Suppose Dena baked apple pies and sold her wares for a small profit to a few people who knew her well. Would this constitute a “public health” threat? Her customers would probably be buying from her because they had sampled her pies before, because they had visited with her in her kitchen as she cooked, and because these friends and acquaintances would have known how meticulous she was in keeping her kitchen clean. In other words, these customers would have done their own personal inspection, instead of the periodic inspection of some bureaucrat, to insure that the food was prepared safely and properly.
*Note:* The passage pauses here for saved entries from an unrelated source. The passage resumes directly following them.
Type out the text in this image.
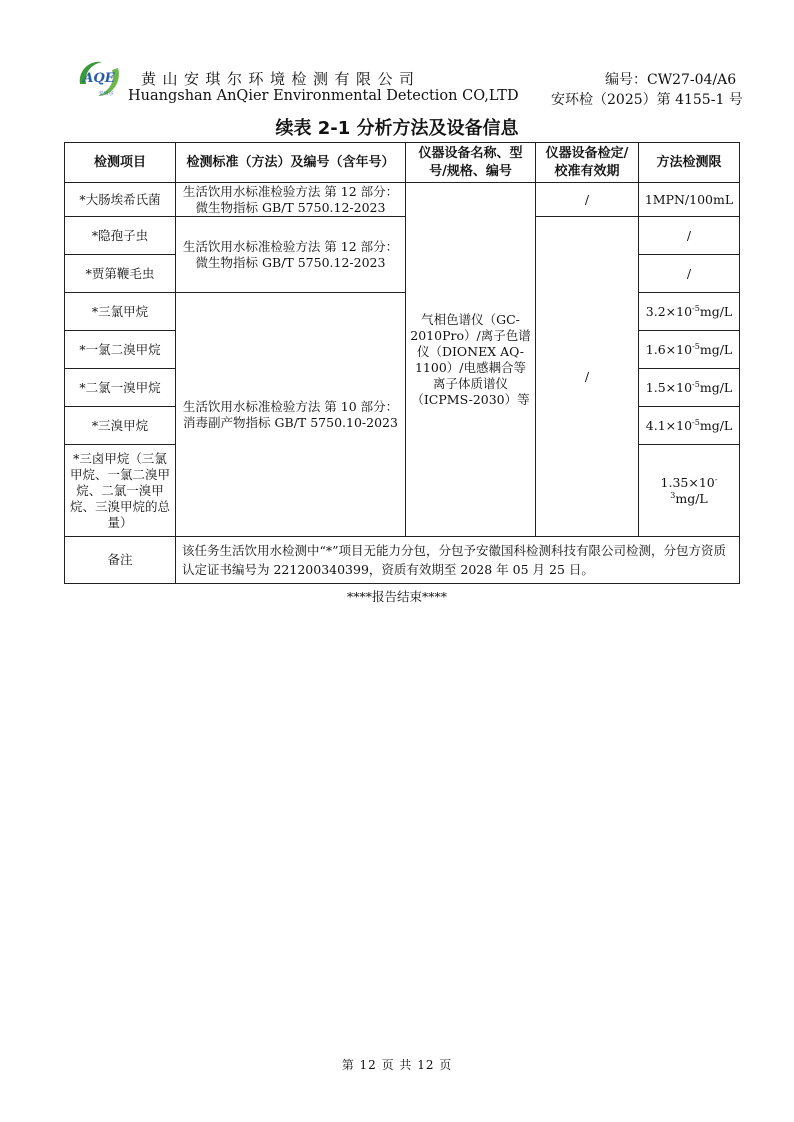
AQE
安琪尔
黄山安琪尔环境检测有限公司
Huangshan AnQier Environmental Detection CO,LTD
编号：CW27-04/A6
安环检（2025）第 4155-1 号
续表 2-1 分析方法及设备信息
检测项目	检测标准（方法）及编号（含年号）	仪器设备名称、型号/规格、编号	仪器设备检定/校准有效期	方法检测限
*大肠埃希氏菌	生活饮用水标准检验方法 第 12 部分：微生物指标 GB/T 5750.12-2023	气相色谱仪（GC-2010Pro）/离子色谱仪（DIONEX AQ-1100）/电感耦合等离子体质谱仪（ICPMS-2030）等	/	1MPN/100mL
*隐孢子虫	生活饮用水标准检验方法 第 12 部分：微生物指标 GB/T 5750.12-2023		/	/
*贾第鞭毛虫				/
*三氯甲烷	生活饮用水标准检验方法 第 10 部分：消毒副产物指标 GB/T 5750.10-2023			$3.2\times 10^{-5}mg/L$
*一氯二溴甲烷				$1.6\times 10^{-5}mg/L$
*二氯一溴甲烷				$1.5\times 10^{-5}mg/L$
*三溴甲烷				$4.1\times 10^{-5}mg/L$
*三卤甲烷（三氯甲烷、一氯二溴甲烷、二氯一溴甲烷、三溴甲烷的总量）				$1.35\times 10^{-3}mg/L$
备注	该任务生活饮用水检测中“*”项目无能力分包，分包予安徽国科检测科技有限公司检测，分包方资质认定证书编号为 221200340399，资质有效期至 2028 年 05 月 25 日。			
****报告结束****
第 12 页 共 12 页
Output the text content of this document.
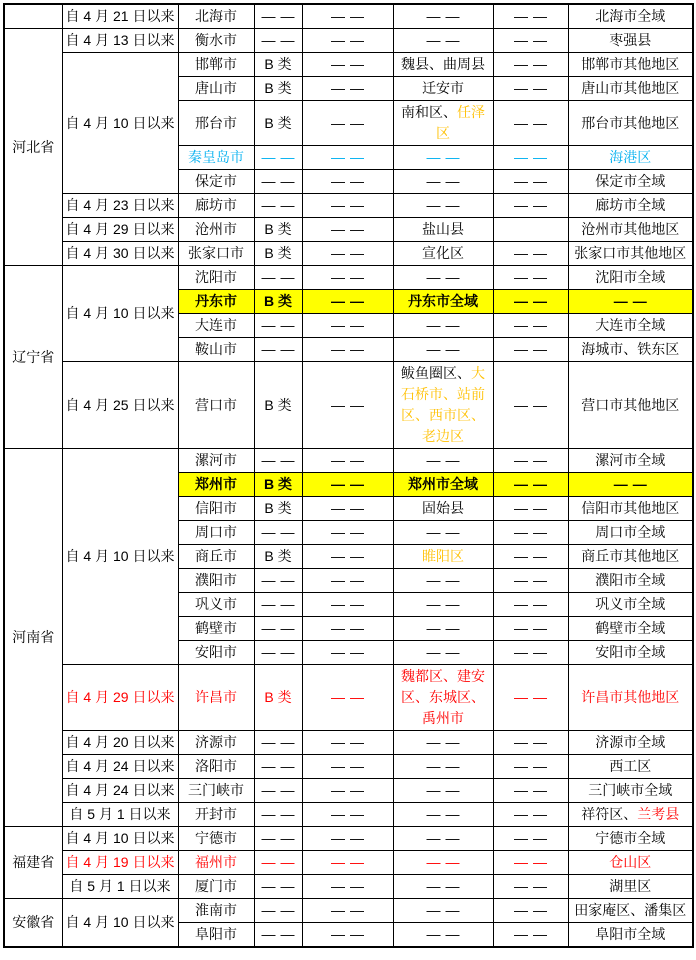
	自 4 月 21 日以来	北海市	——	——	——	——	北海市全域
河北省	自 4 月 13 日以来	衡水市	——	——	——	——	枣强县
	自 4 月 10 日以来	邯郸市	B 类	——	魏县、曲周县	——	邯郸市其他地区
		唐山市	B 类	——	迁安市	——	唐山市其他地区
		邢台市	B 类	——	南和区、任泽区	——	邢台市其他地区
		秦皇岛市	——	——	——	——	海港区
		保定市	——	——	——	——	保定市全域
	自 4 月 23 日以来	廊坊市	——	——	——	——	廊坊市全域
	自 4 月 29 日以来	沧州市	B 类	——	盐山县		沧州市其他地区
	自 4 月 30 日以来	张家口市	B 类	——	宣化区	——	张家口市其他地区
辽宁省	自 4 月 10 日以来	沈阳市	——	——	——	——	沈阳市全域
		丹东市	B 类	——	丹东市全域	——	——
		大连市	——	——	——	——	大连市全域
		鞍山市	——	——	——	——	海城市、铁东区
	自 4 月 25 日以来	营口市	B 类	——	鲅鱼圈区、大石桥市、站前区、西市区、老边区	——	营口市其他地区
河南省	自 4 月 10 日以来	漯河市	——	——	——	——	漯河市全域
		郑州市	B 类	——	郑州市全域	——	——
		信阳市	B 类	——	固始县	——	信阳市其他地区
		周口市	——	——	——	——	周口市全域
		商丘市	B 类	——	睢阳区	——	商丘市其他地区
		濮阳市	——	——	——	——	濮阳市全域
		巩义市	——	——	——	——	巩义市全域
		鹤壁市	——	——	——	——	鹤壁市全域
		安阳市	——	——	——	——	安阳市全域
	自 4 月 29 日以来	许昌市	B 类	——	魏都区、建安区、东城区、禹州市	——	许昌市其他地区
	自 4 月 20 日以来	济源市	——	——	——	——	济源市全域
	自 4 月 24 日以来	洛阳市	——	——	——	——	西工区
	自 4 月 24 日以来	三门峡市	——	——	——	——	三门峡市全域
	自 5 月 1 日以来	开封市	——	——	——	——	祥符区、兰考县
福建省	自 4 月 10 日以来	宁德市	——	——	——	——	宁德市全域
	自 4 月 19 日以来	福州市	——	——	——	——	仓山区
	自 5 月 1 日以来	厦门市	——	——	——	——	湖里区
安徽省	自 4 月 10 日以来	淮南市	——	——	——	——	田家庵区、潘集区
		阜阳市	——	——	——	——	阜阳市全域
Federal regulators “protecting” us from food operate everywhere. A 10-year-old-girl, engaging in the traditional free enterprise activity of selling lemonade and cookies, was fined for not having a license. In some places women have been granted permission to sell pies without a permit — provided that the sales are not for profit (how exactly the sales for charitable purposes make the pies safer for consumption is unclear). Pies also are very seldom what could be called “health food” — and neither usually are lemonade and cookies.
But the long arm of bureaucracy reaches even those who are trying to live a particularly health-conscious life. Milk has long been recognized as one of the healthiest of foods. Certainly dirty dairy environments and diseased cows can create health problems. But what about dairymen who are particularly scrupulous about the health of their livestock and the way the milk is gathered and transported? Are these farmers also dangers to public health?
There are dairy famers who provide a product that a growing number of Americans want: raw milk. Because this milk has not been pasteurized, it might in theory be dangerous. Yet when police have seized raw milk, as well as the butter and cream made from it, it has all been found to be perfectly safe. So what does this exercise of police power over the milk supply do? It drives up the price of the dairy products, as the price of all contraband products are raised above the normal market price: avoiding regulation and developing an underground market system creates a whole new layer of costs.
Dr. Joseph Mercola has made this observation about raw milk: “I have seen so many of my patients recover their health with raw milk that I perceive this as one of the most profoundly healthy foods you can consume.” (There are a number of other approaches to health which Dr. Mercola supports and which bureaucrats do not, such as avoiding vaccinations, artificial sweeteners, and water fluoridation.) The Amish — who for generations have lived long and healthy lives on whole milk — are now actually being “raided” by federal agents and held at gunpoint, accused of selling raw milk across state lines.
Should state and local governments be spending tax dollars jailing women for selling flowers, fining girls and women for selling pies, and confiscating whole milk intended to address the medical problems of its recipients? Surely, when governments are looking for ways to reduce costs, this sort of regulatory policing should be high on the list of expensive and useless activities.